How to Control Your Spending


It’s often the case that I find people asking me how to control spending. The answer is simple of course – just don’t make purchases. That’s not really enough help for those who spend above their budgets and want to fix things but cannot seem to do so. The best way to control your spending habits is to be open and honest with yourself, your spouse, and even your kids. Being realistic takes practice. The following steps will help you.

Take That Hard Look

- A good way to put a stop to overspending is to take a long, hard look at what you are spending. Here are some tips to follow:

- Pull out your credit card statements, bank statements, and receipts. Create a list of the main categories of spending, such as groceries, eating out, utilities, etc.

- Allocate each item you’ve purchased to a category. You will quickly see how much you are spending in which categories.

- Make a list of all of your income sources.

- Add up how much you are spending per month in all expenses.

- You will be able to see, in print, the differences in what you are spending, where you are spending it and what you are bringing in.

This is a hard step to take – it’s simply not easy to realize where you are spending money until you see it in print.

Determine Why You Are Spending

Ask yourself why you are overspending. If you are spending too much on eating out, it may be because you haven’t taken the time to plan a menu, buy groceries or to plan a schedule that allows you to make dinner at home.

On the other hand, some individuals need to consider their specific emotional attachment to the act of shopping. Are you addicted to this? Does it provide some type of emotional benefit to you when you shop?

Are you:

- Do you shop because it provides an emotional boost to you. Do you feel good when you shop?

- Does it provide an outlet, a way to break away from everyday life?

- Do you have self-regulation problems or trouble controlling bad habits?

- Do you see it as a way to socialize because you lack any real attention or interaction with others?

If so, you may need to investigate why this is and, most importantly, what you can do about it. In some cases, shopping addiction requires professional treatment.

Cut Up the Cards and Use Cash

Perhaps the most difficult decision to make is to live a cash lifestyle. This means you cannot pay bills, go out to dinner, or make any purchase unless you have the cash on hand to do so. This is challenge for many Americans because society is so credit-driven. However, if you do cut up the credit cards, you could help to curb your spending habits. Here is why.

Cash is simply harder to spend. If you go to the store and see something you want, you may pull out a credit card and purchase it knowing you do not have to worry about paying for it for a while. On the other hand, you may second-guess that purchase if you only have cash in your hand. This cash lifestyle can make it far easier for you to control spending.

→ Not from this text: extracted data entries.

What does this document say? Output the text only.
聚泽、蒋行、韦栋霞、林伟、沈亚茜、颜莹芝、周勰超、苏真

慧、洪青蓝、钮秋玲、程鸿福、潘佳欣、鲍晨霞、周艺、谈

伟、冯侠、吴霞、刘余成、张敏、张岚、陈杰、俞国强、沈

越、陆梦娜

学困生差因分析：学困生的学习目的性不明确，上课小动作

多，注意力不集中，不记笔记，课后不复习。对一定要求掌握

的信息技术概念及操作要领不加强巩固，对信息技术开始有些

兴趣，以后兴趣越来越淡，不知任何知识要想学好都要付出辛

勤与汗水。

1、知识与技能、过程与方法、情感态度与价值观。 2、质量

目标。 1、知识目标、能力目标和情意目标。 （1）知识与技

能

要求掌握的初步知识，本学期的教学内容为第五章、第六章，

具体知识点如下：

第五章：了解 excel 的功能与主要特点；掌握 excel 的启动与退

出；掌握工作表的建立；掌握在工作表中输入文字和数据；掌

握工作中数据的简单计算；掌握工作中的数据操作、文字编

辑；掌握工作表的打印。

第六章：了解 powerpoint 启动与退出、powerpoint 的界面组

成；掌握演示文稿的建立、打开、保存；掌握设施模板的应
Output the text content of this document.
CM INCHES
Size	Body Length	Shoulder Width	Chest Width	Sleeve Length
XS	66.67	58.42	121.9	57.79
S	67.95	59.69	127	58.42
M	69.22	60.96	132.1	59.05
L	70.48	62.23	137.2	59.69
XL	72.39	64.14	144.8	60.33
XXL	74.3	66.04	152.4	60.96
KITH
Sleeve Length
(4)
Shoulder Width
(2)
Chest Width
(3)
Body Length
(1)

This is not easy. In fact, in most situations, it is downright hard to do especially at first. However, if you try it even for a few days, you will see the significant improvement it can make in your financial life.

Can You Do A Budget?

Budgeting is hard work, too. However, to control your spending, it is essential to consider the budget as a tool, not as that dreaded thing you do on the weekend. Here are some tips to making it work.

1. Do it together. You and your partner should sit down and discuss the process together. That way, everyone is committed to it.

2. Be realistic. Be sure to give yourself an allowance every month for entertainment, gifts, and other purchases you usually make.

3. Work on it as a family. Be sure the kids know that you are sticking to a budget. That means no purchases of extra items they do not need.

Why do it? A budget seems like a lot of work, but it will show you exactly where you need to cut your spending and how you can save money. It will tell you how much you have to spend each month on the various categories. By putting this in place, you put a virtual brake on your spending habits.

Realize What You Could Have

Finally, take a long hard look at what you want or wish you could have. Do you want a long retirement touring the world and living somewhere warm? Do you want to be able to pay for your child’s college education? Do you just want the creditors to stop calling? Sit down and write out some specific goals for yourself. What are your biggest dreams financially?

Now, look at how your spending is hurting those dreams and ambitious.

- You are spending 20 percent or more on your credit card purchases than you would need to have. That means, for every $100 you spend on your credit cards each year, you could be paying $20 towards your goals instead if you used cash.

- If a family of four eats out four times per week then that could mean spending $200 or more per week on dinners out. If you cut that in half (just in half!) you could be putting $100 a week more into your savings accounts and earning interest on it.

- If you took the extra money you save from eating out, not buying that high end coffee or skipping those extra purchases and put it towards your retirement (perhaps right out of your paycheck) it could earn you thousands of dollars over 10, 20 or more years.

Can you really afford not to control your spending? It’s hard. It’s much easier to live in the now. But, doing this brings you so many more rewards.